Last September, in the conflict of Davis Cup Group 1 against Sweden in Stockholm, the Indian Think tank showed a remarkable lack of imagination or ambition by playing a doubles specialist in a living tie for living singles, then “rewarding” another player for loyalty instead of getting young talent.
Gunneswaren pointed to Asian rivals in China and Japan, who have invested considerable amounts in hiring the best coaches and coaches from Europe in the last 10 years to improve their game.
China now has three men aged 28 and less in the TOP 75 rating of ATP single and two women in the TOP 50 WTA, while Japan has seven men in TOP 200 and the same number of women in the same range.
“Now, 10 years later, players who have gone through this system are investing back and helping the next generation of players,” he said.
Sunder Iyer, the secretary of MSLTA and the common Secretary Aita, said the tournament cycle in the country slowed down three years ago to the spring.

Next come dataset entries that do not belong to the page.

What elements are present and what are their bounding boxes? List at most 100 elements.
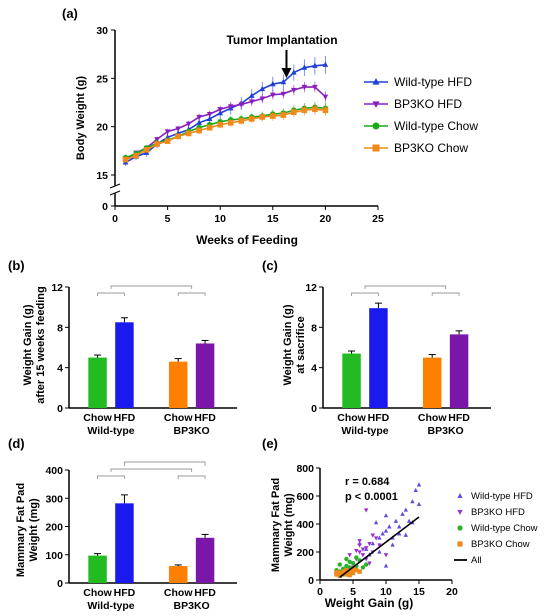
chart-a-ytick-label: 15	[96, 170, 108, 182]
chart-e-point	[337, 562, 342, 567]
chart-a-xtick-label: 20	[320, 213, 332, 225]
chart-e-point	[373, 520, 379, 525]
chart-e-point	[400, 511, 405, 516]
chart-b-significance-bracket	[177, 292, 206, 296]
chart-a-point	[217, 121, 223, 128]
chart-e-point	[383, 513, 389, 518]
chart-a-ytick-label: 25	[96, 73, 108, 85]
chart-d-bar	[168, 566, 188, 583]
chart-a-point	[227, 120, 234, 126]
chart-d-category-label: HFD	[194, 587, 216, 599]
chart-b-significance-bracket	[110, 285, 193, 289]
chart-c-bar	[342, 353, 361, 408]
chart-e-point	[413, 487, 418, 493]
chart-a-point	[270, 92, 276, 98]
chart-e-ylabel-line2: Weight (mg)	[283, 493, 295, 557]
chart-e-point	[360, 553, 366, 558]
chart-a-point	[301, 107, 308, 114]
chart-b-ylabel-line1: Weight Gain (g)	[22, 304, 34, 385]
panel-a-label: (a)	[62, 6, 78, 21]
chart-b-ytick-label: 8	[57, 322, 63, 334]
chart-a-point	[312, 84, 318, 91]
chart-e-point	[377, 549, 382, 554]
chart-e-point	[344, 556, 349, 562]
chart-d-ylabel-line2: Weight (mg)	[28, 498, 40, 562]
chart-a-point	[270, 113, 276, 119]
chart-d-significance-bracket	[110, 468, 193, 472]
chart-c-significance-bracket	[351, 292, 379, 296]
chart-a-annotation-arrowhead	[281, 68, 292, 78]
chart-e-point	[364, 508, 369, 513]
chart-a-point	[217, 107, 223, 113]
chart-e-ylabel-line1: Mammary Fat Pad	[270, 478, 282, 572]
chart-a-point	[164, 129, 171, 135]
chart-e-point	[370, 541, 375, 546]
chart-a-legend-marker	[372, 144, 380, 152]
chart-e-point	[354, 568, 359, 573]
chart-c-significance-bracket	[431, 292, 460, 296]
chart-b-ytick-label: 12	[51, 282, 63, 294]
chart-a-xtick-label: 0	[112, 213, 118, 225]
chart-c-ylabel-line2: at sacrifice	[295, 316, 307, 373]
chart-e-legend-label: BP3KO HFD	[471, 507, 525, 518]
chart-e-point	[380, 531, 385, 536]
chart-a-point	[301, 84, 308, 91]
chart-e-point	[357, 543, 362, 548]
chart-c-group-label: Wild-type	[341, 425, 388, 437]
chart-d-ytick-label: 400	[45, 465, 63, 477]
chart-d-significance-bracket	[177, 475, 206, 479]
chart-e-point	[410, 499, 415, 504]
chart-d-bar	[88, 555, 107, 583]
chart-a-point	[270, 80, 276, 87]
chart-c-bar	[369, 308, 388, 408]
chart-a-point	[238, 118, 245, 124]
chart-e-point	[383, 528, 389, 533]
chart-e-point	[357, 539, 362, 544]
chart-e-point	[334, 570, 339, 575]
chart-a-point	[175, 133, 181, 140]
chart-b-group-label: Wild-type	[87, 425, 134, 437]
chart-a-xtick-label: 25	[372, 213, 384, 225]
chart-e-ytick-label: 800	[296, 463, 314, 475]
chart-c-ytick-label: 8	[311, 322, 317, 334]
chart-a-series-line	[125, 108, 326, 161]
chart-b-category-label: HFD	[194, 412, 216, 424]
chart-e-legend-marker	[457, 510, 463, 515]
chart-d-ylabel-line1: Mammary Fat Pad	[15, 483, 27, 577]
chart-c-significance-bracket	[364, 285, 447, 289]
chart-a-ytick-label: 20	[96, 122, 108, 134]
chart-e-ytick-label: 200	[296, 547, 314, 559]
chart-e-annotation-p: p < 0.0001	[345, 491, 398, 503]
chart-a-point	[301, 64, 308, 70]
chart-e-point	[383, 553, 389, 558]
chart-a-point	[206, 115, 213, 122]
chart-a-axis-break	[109, 183, 121, 189]
chart-a-point	[248, 92, 255, 98]
chart-d-bar	[195, 537, 215, 583]
chart-a-legend: Wild-type HFD BP3KO HFD Wild-type Chow BP3K…	[364, 75, 478, 155]
chart-a-xtick-label: 10	[214, 213, 226, 225]
chart-a-ytick-label: 30	[96, 25, 108, 37]
chart-e-point	[393, 518, 399, 523]
chart-e-ytick-label: 0	[308, 575, 314, 587]
chart-d-category-label: HFD	[114, 587, 136, 599]
chart-a-axis-break	[109, 190, 121, 196]
chart-e-point	[344, 568, 349, 573]
chart-a-point	[206, 112, 213, 118]
chart-d-ytick-label: 200	[45, 522, 63, 534]
panel-e-label: (e)	[262, 436, 278, 451]
chart-e-point	[347, 559, 352, 564]
chart-e-legend-marker	[457, 493, 463, 498]
chart-a-point	[322, 61, 329, 67]
chart-a-point	[196, 127, 202, 134]
chart-e-point	[373, 536, 379, 541]
chart-a-point	[312, 106, 318, 113]
chart-a: Body Weight (g) Weeks of Feeding Tumor I…	[75, 25, 478, 247]
chart-a-point	[291, 69, 297, 75]
chart-b-ytick-label: 0	[57, 403, 63, 415]
chart-a-point	[206, 124, 213, 131]
chart-a-point	[227, 104, 234, 110]
chart-a-point	[280, 112, 287, 118]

“I accept that we have lost a generation of players,” Iyer said, “these last two to three years have been better and we see the results, as with women in Billie Jean King Cup recently, but there are things that we have to turn into the tournament structure to help younger players’ crops.”
Iyer added: “We have to do what we did in doubles.
The system is broken and until it is repaired, it is every player and their families for themselves. Tennis is a lonely sport and in India there seems to be little love, especially for singles.